Top(ped) Dog: The Dogfather’s Patrick Curel on why his hot dog restaurant is flipping burgers

click to enlarge NINA RANGEL
Nina Rangel
When the humble hot dog wiener first made its voyage from Frankfurt, Germany to America in the 1860s, it’s a safe bet no one considered topping it with roasted corn, fried jalapeños or spicy chimichurri.

But that’s exactly what goes down at San Antonio hot dog destination The Dogfather, where owners Patrick Curel and Jaime Hoppe layer on culinary innovation, one adventurous topping at a time.

When we learned the hot dog haven would be participating in this year’s San Antonio Burger Week, it was almost a no-brainer to get one of the partners on the horn to talk about what inspires the over-the-top flavor combinations the shop is known for.

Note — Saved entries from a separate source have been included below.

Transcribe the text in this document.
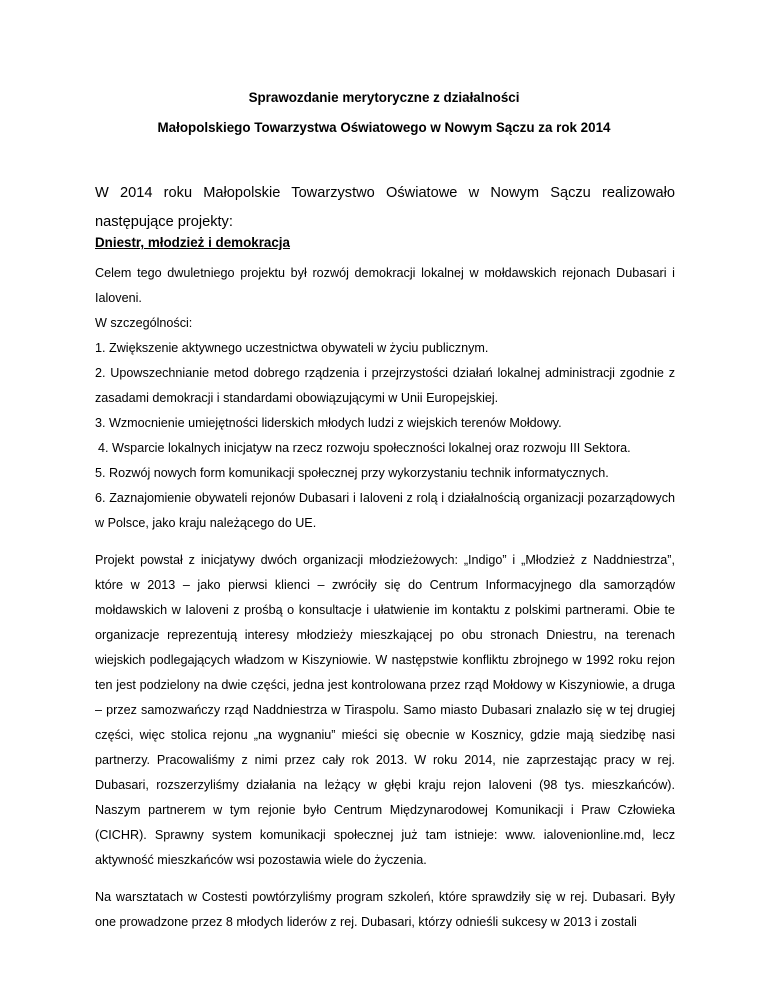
Sprawozdanie merytoryczne z działalności
Małopolskiego Towarzystwa Oświatowego w Nowym Sączu za rok 2014
W 2014 roku Małopolskie Towarzystwo Oświatowe w Nowym Sączu realizowało następujące projekty:
Dniestr, młodzież i demokracja

Celem tego dwuletniego projektu był rozwój demokracji lokalnej w mołdawskich rejonach Dubasari i Ialoveni.

W szczególności:

1. Zwiększenie aktywnego uczestnictwa obywateli w życiu publicznym.

2. Upowszechnianie metod dobrego rządzenia i przejrzystości działań lokalnej administracji zgodnie z zasadami demokracji i standardami obowiązującymi w Unii Europejskiej.

3. Wzmocnienie umiejętności liderskich młodych ludzi z wiejskich terenów Mołdowy.

4. Wsparcie lokalnych inicjatyw na rzecz rozwoju społeczności lokalnej oraz rozwoju III Sektora.

5. Rozwój nowych form komunikacji społecznej przy wykorzystaniu technik informatycznych.

6. Zaznajomienie obywateli rejonów Dubasari i Ialoveni z rolą i działalnością organizacji pozarządowych w Polsce, jako kraju należącego do UE.

Projekt powstał z inicjatywy dwóch organizacji młodzieżowych: „Indigo” i „Młodzież z Naddniestrza”, które w 2013 – jako pierwsi klienci – zwróciły się do Centrum Informacyjnego dla samorządów mołdawskich w Ialoveni z prośbą o konsultacje i ułatwienie im kontaktu z polskimi partnerami. Obie te organizacje reprezentują interesy młodzieży mieszkającej po obu stronach Dniestru, na terenach wiejskich podlegających władzom w Kiszyniowie. W następstwie konfliktu zbrojnego w 1992 roku rejon ten jest podzielony na dwie części, jedna jest kontrolowana przez rząd Mołdowy w Kiszyniowie, a druga – przez samozwańczy rząd Naddniestrza w Tiraspolu. Samo miasto Dubasari znalazło się w tej drugiej części, więc stolica rejonu „na wygnaniu” mieści się obecnie w Kosznicy, gdzie mają siedzibę nasi partnerzy. Pracowaliśmy z nimi przez cały rok 2013. W roku 2014, nie zaprzestając pracy w rej. Dubasari, rozszerzyliśmy działania na leżący w głębi kraju rejon Ialoveni (98 tys. mieszkańców). Naszym partnerem w tym rejonie było Centrum Międzynarodowej Komunikacji i Praw Człowieka (CICHR). Sprawny system komunikacji społecznej już tam istnieje: www. ialovenionline.md, lecz aktywność mieszkańców wsi pozostawia wiele do życzenia.

Na warsztatach w Costesti powtórzyliśmy program szkoleń, które sprawdziły się w rej. Dubasari. Były one prowadzone przez 8 młodych liderów z rej. Dubasari, którzy odnieśli sukcesy w 2013 i zostali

Curel spoke about what goes into developing new accoutrements for dogs and burgers, thoughtful food and future charitable endeavors beyond Burger Week.

Do you have a background in foodservice? Or is the Dogfather your first foray?

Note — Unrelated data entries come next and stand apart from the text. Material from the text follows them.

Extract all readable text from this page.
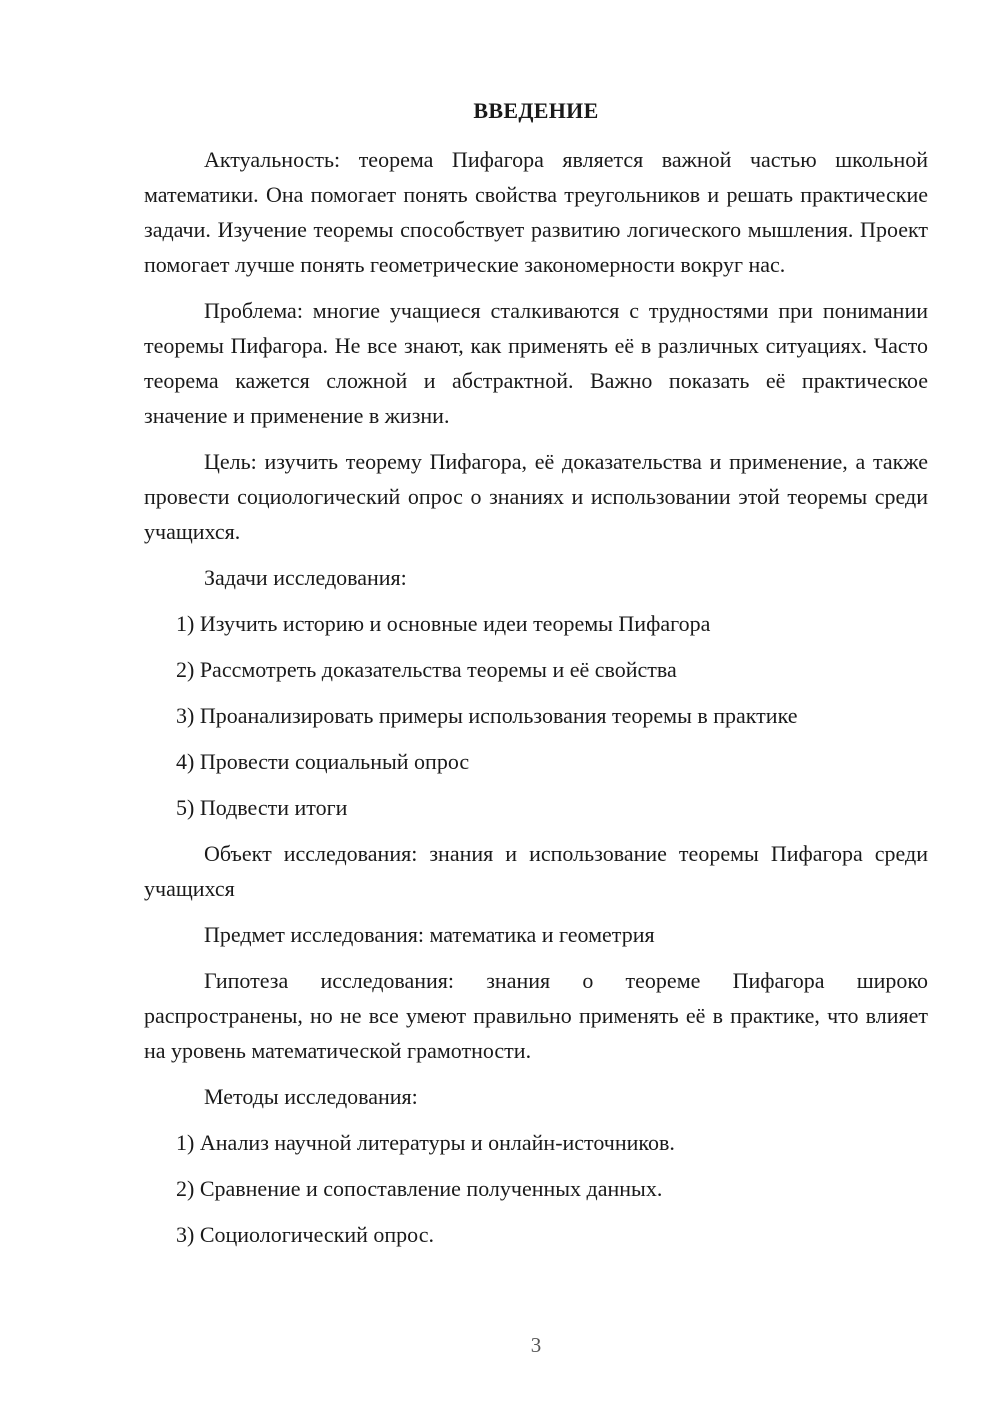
ВВЕДЕНИЕ

Актуальность: теорема Пифагора является важной частью школьной математики. Она помогает понять свойства треугольников и решать практические задачи. Изучение теоремы способствует развитию логического мышления. Проект помогает лучше понять геометрические закономерности вокруг нас.

Проблема: многие учащиеся сталкиваются с трудностями при понимании теоремы Пифагора. Не все знают, как применять её в различных ситуациях. Часто теорема кажется сложной и абстрактной. Важно показать её практическое значение и применение в жизни.

Цель: изучить теорему Пифагора, её доказательства и применение, а также провести социологический опрос о знаниях и использовании этой теоремы среди учащихся.

Задачи исследования:

1) Изучить историю и основные идеи теоремы Пифагора
2) Рассмотреть доказательства теоремы и её свойства
3) Проанализировать примеры использования теоремы в практике
4) Провести социальный опрос
5) Подвести итоги

Объект исследования: знания и использование теоремы Пифагора среди учащихся

Предмет исследования: математика и геометрия

Гипотеза исследования: знания о теореме Пифагора широко распространены, но не все умеют правильно применять её в практике, что влияет на уровень математической грамотности.

Методы исследования:

1) Анализ научной литературы и онлайн-источников.
2) Сравнение и сопоставление полученных данных.
3) Социологический опрос.
3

My parents actually owned restaurants here in town. All of the pizza places in all of the malls were originally ours … back in the late ’80s, early ’90s, and I grew up helping with those pretty much my whole life. We owned Tito’s Pizza and Luca Pizza, which served New York-style pizzas, and I helped a lot with those businesses growing up.

Tell me about what drives the burger inspiration at a place called The Dogfather.

In the initial conception, they had burgers, but they were kind of introduced slowly. We discovered this incredible beef purveyor, 44 Farms, and threw a few burgers on the menu, just to sort of showcase that product. A few took off, and the Pop It Like It’s Hot Burger [The Dogfather’s Burger Week specialty sando] was one of those. We’ve kind of always done it, but now people have their favorite dog and their favorite burger.

So, when you’re cooking up all of these insane toppings, what excites you and your team about a new ingredient or flavor?

First, we look at what we have in stock that has what we call “star power,” and consider how those ingredients can be used in more than one way. Say we’re sitting on lots of onions, we could decide we’re going to do a fried onion burger, and then build the other flavors around that component. Or we may spot something that’s trending — like pho and ramen have been trending for a little bit — and put our spin on that. We want to provide a version of those mainstream trends to SA in a way that’s our style.

People can get lazy with their food, especially fast food. What’s fun about your concept is that it makes people think about what they’re eating. Thoughts?

I appreciate that, definitely. We put a lot of thought into the names — yes, we know not all of them are winners — and the quality of what we’re putting out there. Sometimes the burger isn’t going to be as strong as the dog, or vice versa, it just happens. But the cool thing about some of our feature burgers is that they only last a week, and we hardly ever bring them back. The Pop It Like It’s Hot was something that sold a whole bunch, so we brought it back, and now it’s a staple on our menu. People love it.

Burger Week benefits the San Antonio Food Bank. Talk about any future relationships with nonprofits that are of interest to you.

We actually took a tour [of the San Antonio Food Bank] last year and learned so much about their operation and immediately wanted to help. We did a small canned-food drive last year for Christmas … but we eventually want to build something bigger, possibly do a bigger donation bank, where people can buy a dog and give a dog. The Food Bank has so many amazing resources that give people a second chance by training them in the kitchens, and we want to see if we can work our way into more closely supporting those programs. A big part of what The Dogfather stands for is helping the community and making sure everything we do is puro San Anto: something that’s tasty, resonates with the crowd and generally reflects SA culture.